L'économie mondiale a absorbé plus résolument que prévu le choc énergétique provoqué par le conflit iranien, a annoncé mardi le Fonds monétaire international (FMI). Avant la réunion des ministres des finances du G20 en Caroline du Nord, la directrice générale du FMI, Kristalina Georgieva, a souligné que la fermeture temporaire du détroit d'Hormuz, initialement prévisible pour perturber les marchés de l'énergie, avait des répercussions limitées en raison des rejets stratégiques de réserves de pétrole et de gaz, d'une demande plus faible et d'une augmentation de la capacité en énergie renouvelable.

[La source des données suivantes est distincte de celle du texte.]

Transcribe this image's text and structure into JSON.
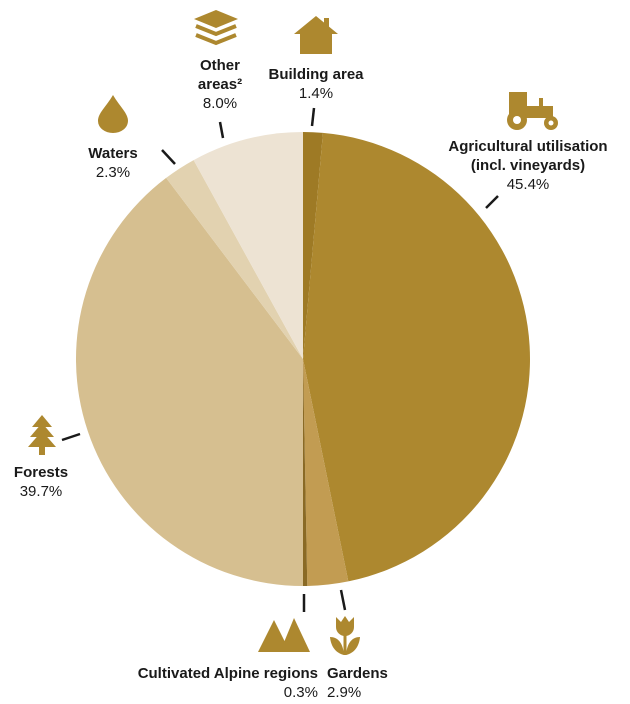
{
  "chart_data": {
    "type": "pie",
    "start": "top, clockwise",
    "slices": [
      {
        "label": "Building area",
        "value": 1.4,
        "value_label": "1.4%",
        "color": "#9e7a25",
        "icon": "house-icon"
      },
      {
        "label": "Agricultural utilisation (incl. vineyards)",
        "label_lines": [
          "Agricultural utilisation",
          "(incl. vineyards)"
        ],
        "value": 45.4,
        "value_label": "45.4%",
        "color": "#ad882f",
        "icon": "tractor-icon"
      },
      {
        "label": "Gardens",
        "value": 2.9,
        "value_label": "2.9%",
        "color": "#c29c52",
        "icon": "tulip-icon"
      },
      {
        "label": "Cultivated Alpine regions",
        "value": 0.3,
        "value_label": "0.3%",
        "color": "#8a6a25",
        "icon": "mountains-icon"
      },
      {
        "label": "Forests",
        "value": 39.7,
        "value_label": "39.7%",
        "color": "#d6bf90",
        "icon": "tree-icon"
      },
      {
        "label": "Waters",
        "value": 2.3,
        "value_label": "2.3%",
        "color": "#e2d2b0",
        "icon": "water-drop-icon"
      },
      {
        "label": "Other areas²",
        "label_lines": [
          "Other",
          "areas²"
        ],
        "value": 8.0,
        "value_label": "8.0%",
        "color": "#ede3d3",
        "icon": "layers-icon"
      }
    ]
  },
  "colors": {
    "icon": "#ad882f",
    "leader": "#1a1a1a"
  }
}
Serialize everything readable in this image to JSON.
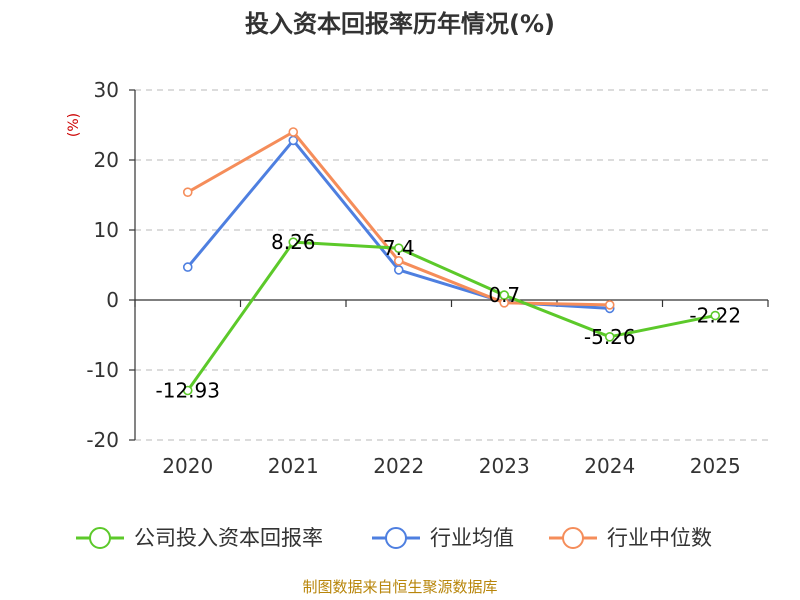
{
  "chart_data": {
    "type": "line",
    "title": "投入资本回报率历年情况(%)",
    "ylabel": "(%)",
    "xlabel": "",
    "categories": [
      "2020",
      "2021",
      "2022",
      "2023",
      "2024",
      "2025"
    ],
    "ylim": [
      -20,
      30
    ],
    "yticks": [
      -20,
      -10,
      0,
      10,
      20,
      30
    ],
    "grid": true,
    "legend_position": "bottom",
    "series": [
      {
        "name": "公司投入资本回报率",
        "color": "#5cc92a",
        "values": [
          -12.93,
          8.26,
          7.4,
          0.7,
          -5.26,
          -2.22
        ],
        "labels": [
          "-12.93",
          "8.26",
          "7.4",
          "0.7",
          "-5.26",
          "-2.22"
        ]
      },
      {
        "name": "行业均值",
        "color": "#4e7fe0",
        "values": [
          4.7,
          22.8,
          4.3,
          -0.3,
          -1.2,
          null
        ]
      },
      {
        "name": "行业中位数",
        "color": "#f58d5a",
        "values": [
          15.4,
          24.0,
          5.6,
          -0.4,
          -0.7,
          null
        ]
      }
    ]
  },
  "footer": {
    "source": "制图数据来自恒生聚源数据库"
  }
}
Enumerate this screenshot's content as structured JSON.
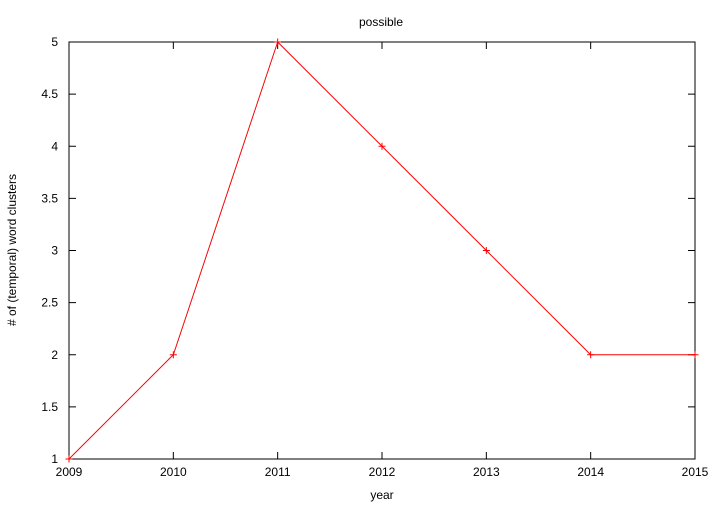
{
  "chart_data": {
    "type": "line",
    "title": "possible",
    "xlabel": "year",
    "ylabel": "# of (temporal) word clusters",
    "x": [
      2009,
      2010,
      2011,
      2012,
      2013,
      2014,
      2015
    ],
    "series": [
      {
        "values": [
          1,
          2,
          5,
          4,
          3,
          2,
          2
        ],
        "color": "#ff0000",
        "marker": "plus"
      }
    ],
    "xlim": [
      2009,
      2015
    ],
    "ylim": [
      1,
      5
    ],
    "xticks": [
      "2009",
      "2010",
      "2011",
      "2012",
      "2013",
      "2014",
      "2015"
    ],
    "yticks": [
      "1",
      "1.5",
      "2",
      "2.5",
      "3",
      "3.5",
      "4",
      "4.5",
      "5"
    ],
    "grid": false,
    "legend": "none"
  }
}
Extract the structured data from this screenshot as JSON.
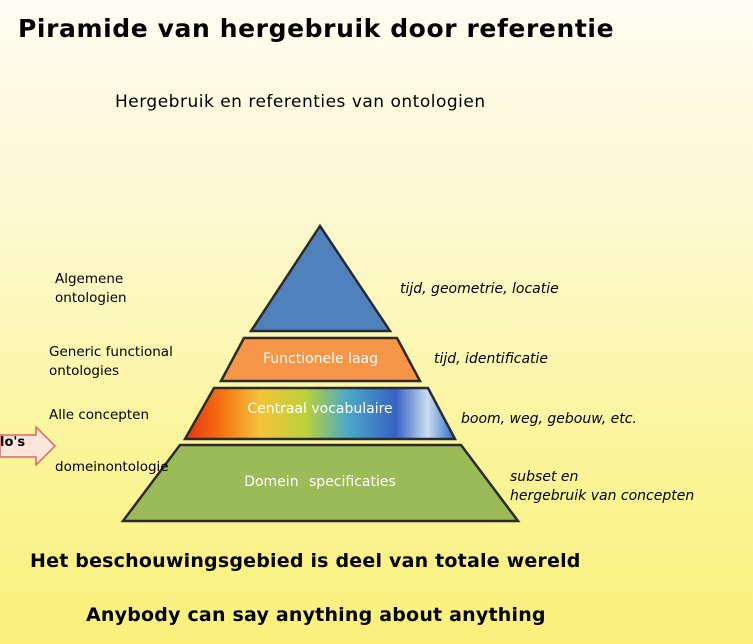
{
  "title": "Piramide van hergebruik door referentie",
  "subtitle": "Hergebruik en referenties van ontologien",
  "left_labels": {
    "algemene": [
      "Algemene",
      "ontologien"
    ],
    "generic": [
      "Generic functional",
      "ontologies"
    ],
    "alle": "Alle concepten",
    "domein": "domeinontologie"
  },
  "layers": {
    "functionele": "Functionele laag",
    "centraal": "Centraal vocabulaire",
    "domein": "Domein specificaties"
  },
  "right_labels": {
    "top": "tijd, geometrie, locatie",
    "functionele": "tijd, identificatie",
    "centraal": "boom, weg, gebouw, etc.",
    "domein": [
      "subset en",
      "hergebruik van concepten"
    ]
  },
  "arrow_label": "lo's",
  "colors": {
    "top": "#4f81bd",
    "functionele": "#f79646",
    "domein": "#9bbb59",
    "outline": "#2b2b2b"
  },
  "footer": {
    "line1": "Het beschouwingsgebied is deel van totale wereld",
    "line2": "Anybody can say anything about anything"
  }
}
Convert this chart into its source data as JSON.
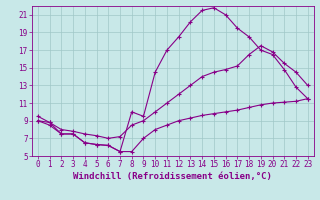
{
  "xlabel": "Windchill (Refroidissement éolien,°C)",
  "ylabel": "",
  "bg_color": "#c8e8e8",
  "line_color": "#880088",
  "grid_color": "#a0c8c8",
  "xlim": [
    -0.5,
    23.5
  ],
  "ylim": [
    5,
    22
  ],
  "xticks": [
    0,
    1,
    2,
    3,
    4,
    5,
    6,
    7,
    8,
    9,
    10,
    11,
    12,
    13,
    14,
    15,
    16,
    17,
    18,
    19,
    20,
    21,
    22,
    23
  ],
  "yticks": [
    5,
    7,
    9,
    11,
    13,
    15,
    17,
    19,
    21
  ],
  "line1_x": [
    0,
    1,
    2,
    3,
    4,
    5,
    6,
    7,
    8,
    9,
    10,
    11,
    12,
    13,
    14,
    15,
    16,
    17,
    18,
    19,
    20,
    21,
    22,
    23
  ],
  "line1_y": [
    9.5,
    8.8,
    7.5,
    7.5,
    6.5,
    6.3,
    6.2,
    5.5,
    10.0,
    9.5,
    14.5,
    17.0,
    18.5,
    20.2,
    21.5,
    21.8,
    21.0,
    19.5,
    18.5,
    17.0,
    16.5,
    14.8,
    12.8,
    11.5
  ],
  "line2_x": [
    0,
    1,
    2,
    3,
    4,
    5,
    6,
    7,
    8,
    9,
    10,
    11,
    12,
    13,
    14,
    15,
    16,
    17,
    18,
    19,
    20,
    21,
    22,
    23
  ],
  "line2_y": [
    9.0,
    8.8,
    8.0,
    7.8,
    7.5,
    7.3,
    7.0,
    7.2,
    8.5,
    9.0,
    10.0,
    11.0,
    12.0,
    13.0,
    14.0,
    14.5,
    14.8,
    15.2,
    16.5,
    17.5,
    16.8,
    15.5,
    14.5,
    13.0
  ],
  "line3_x": [
    0,
    1,
    2,
    3,
    4,
    5,
    6,
    7,
    8,
    9,
    10,
    11,
    12,
    13,
    14,
    15,
    16,
    17,
    18,
    19,
    20,
    21,
    22,
    23
  ],
  "line3_y": [
    9.0,
    8.5,
    7.5,
    7.5,
    6.5,
    6.3,
    6.2,
    5.5,
    5.5,
    7.0,
    8.0,
    8.5,
    9.0,
    9.3,
    9.6,
    9.8,
    10.0,
    10.2,
    10.5,
    10.8,
    11.0,
    11.1,
    11.2,
    11.5
  ],
  "tick_fontsize": 5.5,
  "label_fontsize": 6.5
}
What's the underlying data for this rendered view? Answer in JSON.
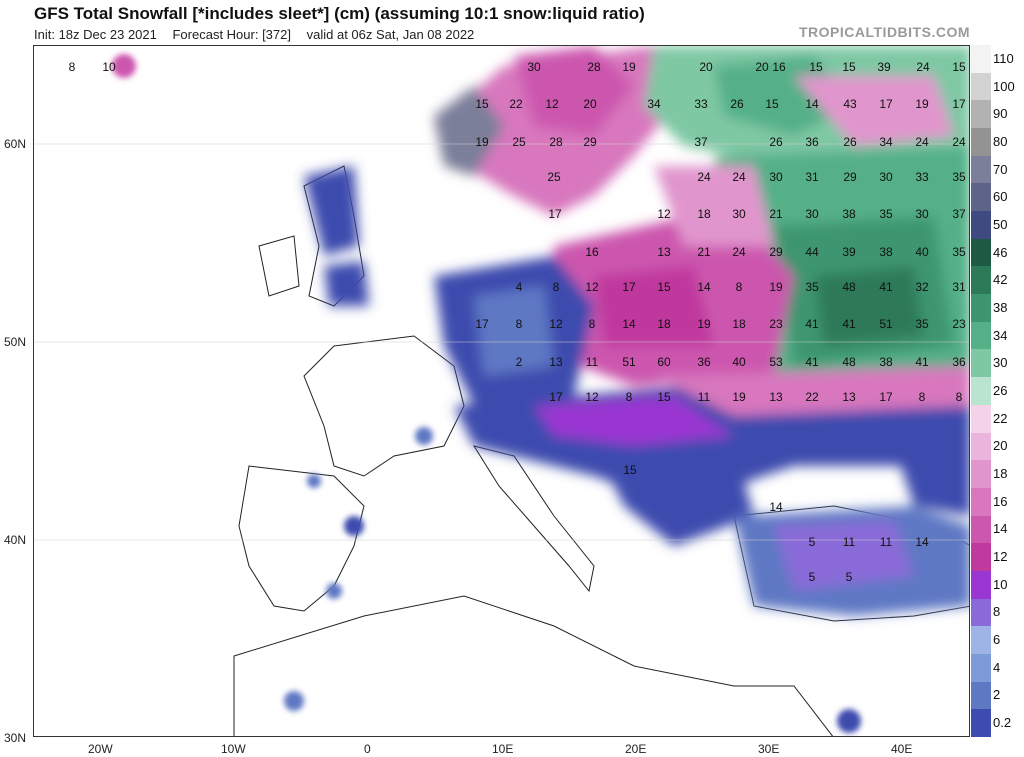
{
  "header": {
    "title": "GFS Total Snowfall [*includes sleet*] (cm) (assuming 10:1 snow:liquid ratio)",
    "init": "Init: 18z Dec 23 2021",
    "forecast_hour": "Forecast Hour: [372]",
    "valid": "valid at 06z Sat, Jan 08 2022",
    "watermark": "TROPICALTIDBITS.COM"
  },
  "axes": {
    "lat_labels": [
      "60N",
      "50N",
      "40N",
      "30N"
    ],
    "lon_labels": [
      "20W",
      "10W",
      "0",
      "10E",
      "20E",
      "30E",
      "40E"
    ]
  },
  "legend": {
    "levels": [
      {
        "label": "110",
        "color": "#f3f3f3"
      },
      {
        "label": "100",
        "color": "#d2d2d2"
      },
      {
        "label": "90",
        "color": "#b2b2b2"
      },
      {
        "label": "80",
        "color": "#939393"
      },
      {
        "label": "70",
        "color": "#7c7f9a"
      },
      {
        "label": "60",
        "color": "#5d6488"
      },
      {
        "label": "50",
        "color": "#3f4a80"
      },
      {
        "label": "46",
        "color": "#1d5a44"
      },
      {
        "label": "42",
        "color": "#2d7a58"
      },
      {
        "label": "38",
        "color": "#3d9670"
      },
      {
        "label": "34",
        "color": "#55b088"
      },
      {
        "label": "30",
        "color": "#7fc8a4"
      },
      {
        "label": "26",
        "color": "#b9e4cf"
      },
      {
        "label": "22",
        "color": "#f4d3ea"
      },
      {
        "label": "20",
        "color": "#eab4dc"
      },
      {
        "label": "18",
        "color": "#e195cd"
      },
      {
        "label": "16",
        "color": "#d877be"
      },
      {
        "label": "14",
        "color": "#cc57ae"
      },
      {
        "label": "12",
        "color": "#c0399e"
      },
      {
        "label": "10",
        "color": "#9a36d2"
      },
      {
        "label": "8",
        "color": "#8a6ad8"
      },
      {
        "label": "6",
        "color": "#9fb4e6"
      },
      {
        "label": "4",
        "color": "#7d9bd8"
      },
      {
        "label": "2",
        "color": "#5f78c4"
      },
      {
        "label": "0.2",
        "color": "#3d4cae"
      }
    ]
  },
  "map_values": [
    {
      "v": "8"
    },
    {
      "v": "10"
    },
    {
      "v": "30"
    },
    {
      "v": "28"
    },
    {
      "v": "19"
    },
    {
      "v": "20"
    },
    {
      "v": "20"
    },
    {
      "v": "16"
    },
    {
      "v": "15"
    },
    {
      "v": "15"
    },
    {
      "v": "39"
    },
    {
      "v": "24"
    },
    {
      "v": "15"
    },
    {
      "v": "15"
    },
    {
      "v": "22"
    },
    {
      "v": "12"
    },
    {
      "v": "20"
    },
    {
      "v": "34"
    },
    {
      "v": "33"
    },
    {
      "v": "26"
    },
    {
      "v": "15"
    },
    {
      "v": "14"
    },
    {
      "v": "43"
    },
    {
      "v": "17"
    },
    {
      "v": "19"
    },
    {
      "v": "17"
    },
    {
      "v": "19"
    },
    {
      "v": "25"
    },
    {
      "v": "28"
    },
    {
      "v": "29"
    },
    {
      "v": "37"
    },
    {
      "v": "26"
    },
    {
      "v": "36"
    },
    {
      "v": "26"
    },
    {
      "v": "34"
    },
    {
      "v": "24"
    },
    {
      "v": "24"
    },
    {
      "v": "25"
    },
    {
      "v": "24"
    },
    {
      "v": "24"
    },
    {
      "v": "30"
    },
    {
      "v": "31"
    },
    {
      "v": "29"
    },
    {
      "v": "30"
    },
    {
      "v": "33"
    },
    {
      "v": "35"
    },
    {
      "v": "17"
    },
    {
      "v": "12"
    },
    {
      "v": "18"
    },
    {
      "v": "30"
    },
    {
      "v": "21"
    },
    {
      "v": "30"
    },
    {
      "v": "38"
    },
    {
      "v": "35"
    },
    {
      "v": "30"
    },
    {
      "v": "37"
    },
    {
      "v": "16"
    },
    {
      "v": "13"
    },
    {
      "v": "21"
    },
    {
      "v": "24"
    },
    {
      "v": "29"
    },
    {
      "v": "44"
    },
    {
      "v": "39"
    },
    {
      "v": "38"
    },
    {
      "v": "40"
    },
    {
      "v": "35"
    },
    {
      "v": "4"
    },
    {
      "v": "8"
    },
    {
      "v": "12"
    },
    {
      "v": "17"
    },
    {
      "v": "15"
    },
    {
      "v": "14"
    },
    {
      "v": "8"
    },
    {
      "v": "19"
    },
    {
      "v": "35"
    },
    {
      "v": "48"
    },
    {
      "v": "41"
    },
    {
      "v": "32"
    },
    {
      "v": "31"
    },
    {
      "v": "17"
    },
    {
      "v": "8"
    },
    {
      "v": "12"
    },
    {
      "v": "8"
    },
    {
      "v": "14"
    },
    {
      "v": "18"
    },
    {
      "v": "19"
    },
    {
      "v": "18"
    },
    {
      "v": "23"
    },
    {
      "v": "41"
    },
    {
      "v": "41"
    },
    {
      "v": "51"
    },
    {
      "v": "35"
    },
    {
      "v": "23"
    },
    {
      "v": "2"
    },
    {
      "v": "13"
    },
    {
      "v": "11"
    },
    {
      "v": "51"
    },
    {
      "v": "60"
    },
    {
      "v": "36"
    },
    {
      "v": "40"
    },
    {
      "v": "53"
    },
    {
      "v": "41"
    },
    {
      "v": "48"
    },
    {
      "v": "38"
    },
    {
      "v": "41"
    },
    {
      "v": "36"
    },
    {
      "v": "17"
    },
    {
      "v": "12"
    },
    {
      "v": "8"
    },
    {
      "v": "15"
    },
    {
      "v": "11"
    },
    {
      "v": "19"
    },
    {
      "v": "13"
    },
    {
      "v": "22"
    },
    {
      "v": "13"
    },
    {
      "v": "17"
    },
    {
      "v": "8"
    },
    {
      "v": "8"
    },
    {
      "v": "15"
    },
    {
      "v": "14"
    },
    {
      "v": "5"
    },
    {
      "v": "11"
    },
    {
      "v": "11"
    },
    {
      "v": "14"
    },
    {
      "v": "5"
    },
    {
      "v": "5"
    }
  ]
}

Georgieva a mis en garde contre la complaisance, soulignant que le choc énergétique n'est pas terminé. Les prix du pétrole brut Brent, qui avaient flambé pour dépasser 118 $ le baril au printemps, se sont depuis repliés entre 80 et 90 $ le baril. Avant l'escalade intervenue en fin février entre les États-Unis et l'Iran, les prix étaient restés autour de 70 $ le baril. Une nouvelle flambée des coûts de l'énergie pourrait redéclencher des pressions inflationnistes, ce qui pourrait impérativement inciter les banques centrales à maintenir ou à augmenter les taux d'intérêt, ce qui accroîtrait les charges de service de la dette et limiterait la croissance économique.
La dirigeante du FMI a également mis en évidence l'accroissement des tensions budgétaires dans plusieurs pays, décrivant un bras de fer entre les effets persistants de la crise énergétique et la vague d'investissements impulsée par l'intelligence artificielle. Elle a exhorté les gouvernements à mettre en œuvre des plans de consolidation budgétaire crédibles, sans préciser de nom de pays particulier. Le rendement des obligations d'État américaines à 30 ans a grimpé la semaine dernière au plus haut niveau depuis 1994, reflétant une inquiétude croissante quant à la soutenabilité à long terme de la dette.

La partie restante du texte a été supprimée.